Summary
Just recently, a vulnerability involving the Heartbeat extension of OpenSSL has been released. This vulnerability, dubbed as the Heartbleed Bug, exists on all OpenSSL implementations that use the Heartbeat extension. When exploited on a vulnerable server, it can allow an attacker to read a portion — up to 64 KB’s worth — of the computer’s memory at a time, without leaving any traces.
Read more here:
Who are Affected:
1.0.1 and 1.0.2-beta releases of OpenSSL are affected including 1.0.1f and 1.0.2-beta1.
Details
For customers using Deep Security, we have released DSRU14-009, which includes coverage for the OpenSSL Heartbeat Information Disclosure Vulnerability (CVE-2014-0160).

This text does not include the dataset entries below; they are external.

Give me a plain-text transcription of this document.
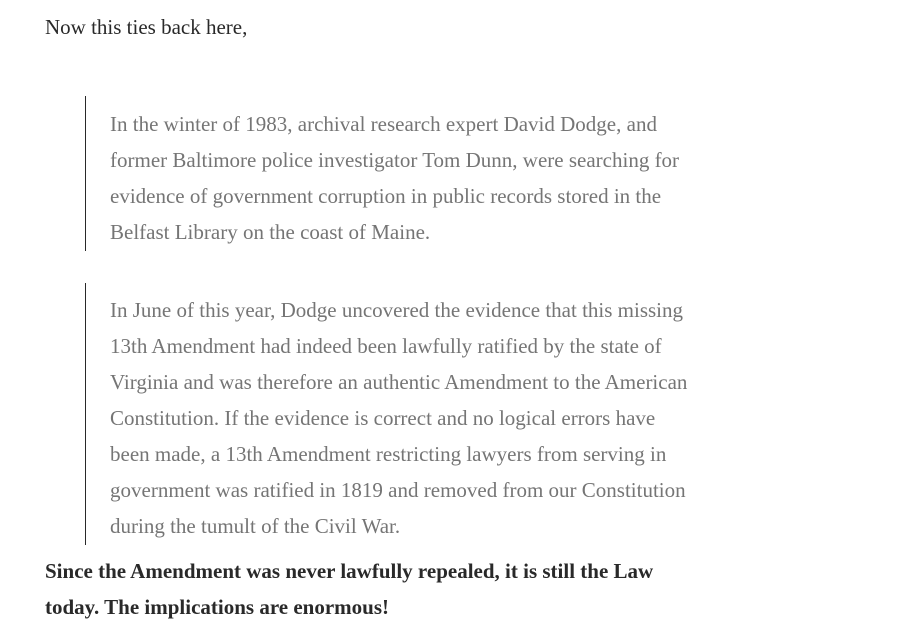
Now this ties back here,

In the winter of 1983, archival research expert David Dodge, and
former Baltimore police investigator Tom Dunn, were searching for
evidence of government corruption in public records stored in the
Belfast Library on the coast of Maine.

In June of this year, Dodge uncovered the evidence that this missing
13th Amendment had indeed been lawfully ratified by the state of
Virginia and was therefore an authentic Amendment to the American
Constitution. If the evidence is correct and no logical errors have
been made, a 13th Amendment restricting lawyers from serving in
government was ratified in 1819 and removed from our Constitution
during the tumult of the Civil War.

Since the Amendment was never lawfully repealed, it is still the Law
today. The implications are enormous!
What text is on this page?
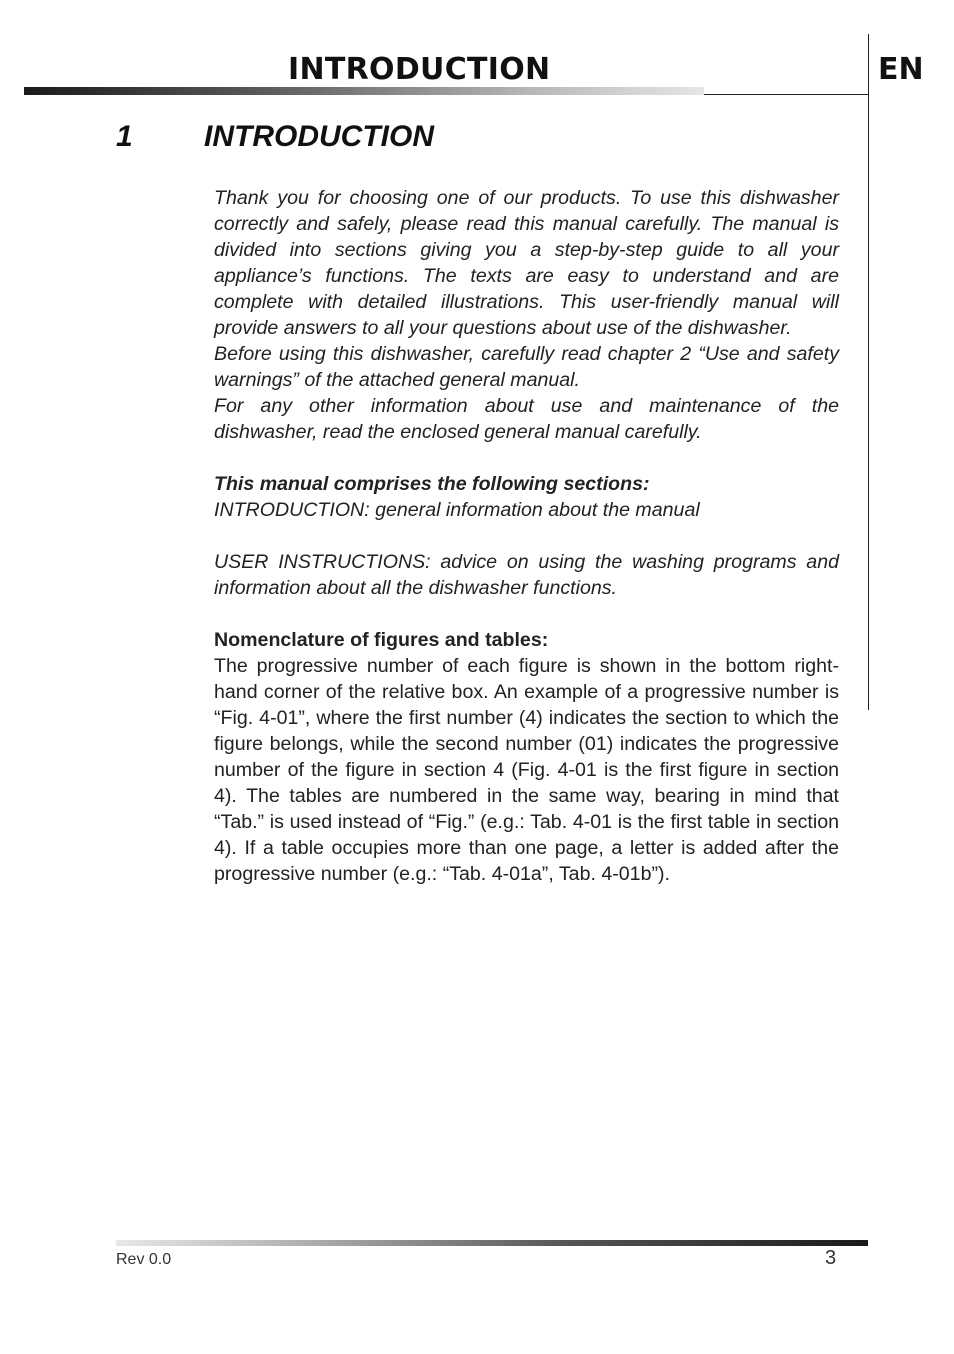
INTRODUCTION	EN
1 INTRODUCTION

Thank you for choosing one of our products. To use this dishwasher correctly and safely, please read this manual carefully. The manual is divided into sections giving you a step-by-step guide to all your appliance’s functions. The texts are easy to understand and are complete with detailed illustrations. This user-friendly manual will provide answers to all your questions about use of the dishwasher.

Before using this dishwasher, carefully read chapter 2 “Use and safety warnings” of the attached general manual.

For any other information about use and maintenance of the dishwasher, read the enclosed general manual carefully.

This manual comprises the following sections:

INTRODUCTION: general information about the manual

USER INSTRUCTIONS: advice on using the washing programs and information about all the dishwasher functions.

Nomenclature of figures and tables:

The progressive number of each figure is shown in the bottom right-hand corner of the relative box. An example of a progressive number is “Fig. 4-01”, where the first number (4) indicates the section to which the figure belongs, while the second number (01) indicates the progressive number of the figure in section 4 (Fig. 4-01 is the first figure in section 4). The tables are numbered in the same way, bearing in mind that “Tab.” is used instead of “Fig.” (e.g.: Tab. 4-01 is the first table in section 4). If a table occupies more than one page, a letter is added after the progressive number (e.g.: “Tab. 4-01a”, Tab. 4-01b”).

Rev 0.0	3
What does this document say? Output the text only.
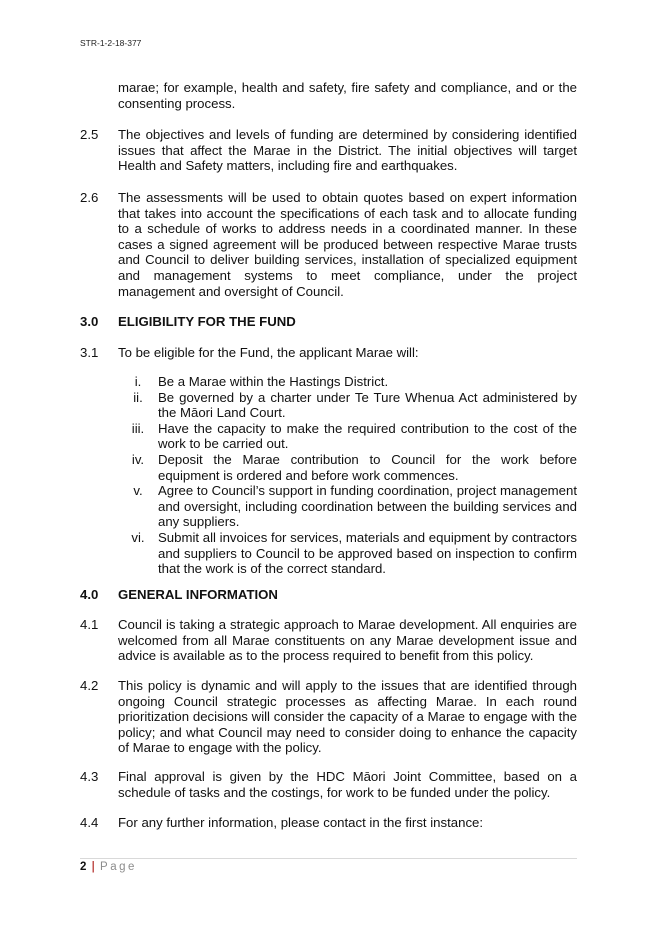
STR-1-2-18-377
marae; for example, health and safety, fire safety and compliance, and or the consenting process.
2.5	The objectives and levels of funding are determined by considering identified issues that affect the Marae in the District. The initial objectives will target Health and Safety matters, including fire and earthquakes.
2.6	The assessments will be used to obtain quotes based on expert information that takes into account the specifications of each task and to allocate funding to a schedule of works to address needs in a coordinated manner. In these cases a signed agreement will be produced between respective Marae trusts and Council to deliver building services, installation of specialized equipment and management systems to meet compliance, under the project management and oversight of Council.
3.0	ELIGIBILITY FOR THE FUND
3.1	To be eligible for the Fund, the applicant Marae will:
i.	Be a Marae within the Hastings District.
ii.	Be governed by a charter under Te Ture Whenua Act administered by the Māori Land Court.
iii.	Have the capacity to make the required contribution to the cost of the work to be carried out.
iv.	Deposit the Marae contribution to Council for the work before equipment is ordered and before work commences.
v.	Agree to Council’s support in funding coordination, project management and oversight, including coordination between the building services and any suppliers.
vi.	Submit all invoices for services, materials and equipment by contractors and suppliers to Council to be approved based on inspection to confirm that the work is of the correct standard.
4.0	GENERAL INFORMATION
4.1	Council is taking a strategic approach to Marae development. All enquiries are welcomed from all Marae constituents on any Marae development issue and advice is available as to the process required to benefit from this policy.
4.2	This policy is dynamic and will apply to the issues that are identified through ongoing Council strategic processes as affecting Marae. In each round prioritization decisions will consider the capacity of a Marae to engage with the policy; and what Council may need to consider doing to enhance the capacity of Marae to engage with the policy.
4.3	Final approval is given by the HDC Māori Joint Committee, based on a schedule of tasks and the costings, for work to be funded under the policy.
4.4	For any further information, please contact in the first instance:
2 | Page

We recommend customers to download and apply the latest rule update, released on April 8, 2014.
You can double-check and make sure the latest rule has been applied by going to Administration > Updates > Security Updates.
Also ensure that the related rules are also properly assigned to the policy and/or affected computers:
1006010 – Restrict OpenSSL TLS/DTLS Heartbeat Request
1006011 – OpenSSL TLS/DTLS Heartbeat Information Disclosure Vulnerability
1006012 – Identified Suspicious OpenSSL TLS/DTLS Heartbeat Request
Note: These rules are not subject to being recommended by Recommendation scans because we cannot detect the embedded OpenSSL version. Customers are advised to assign the rules manually to affected machines.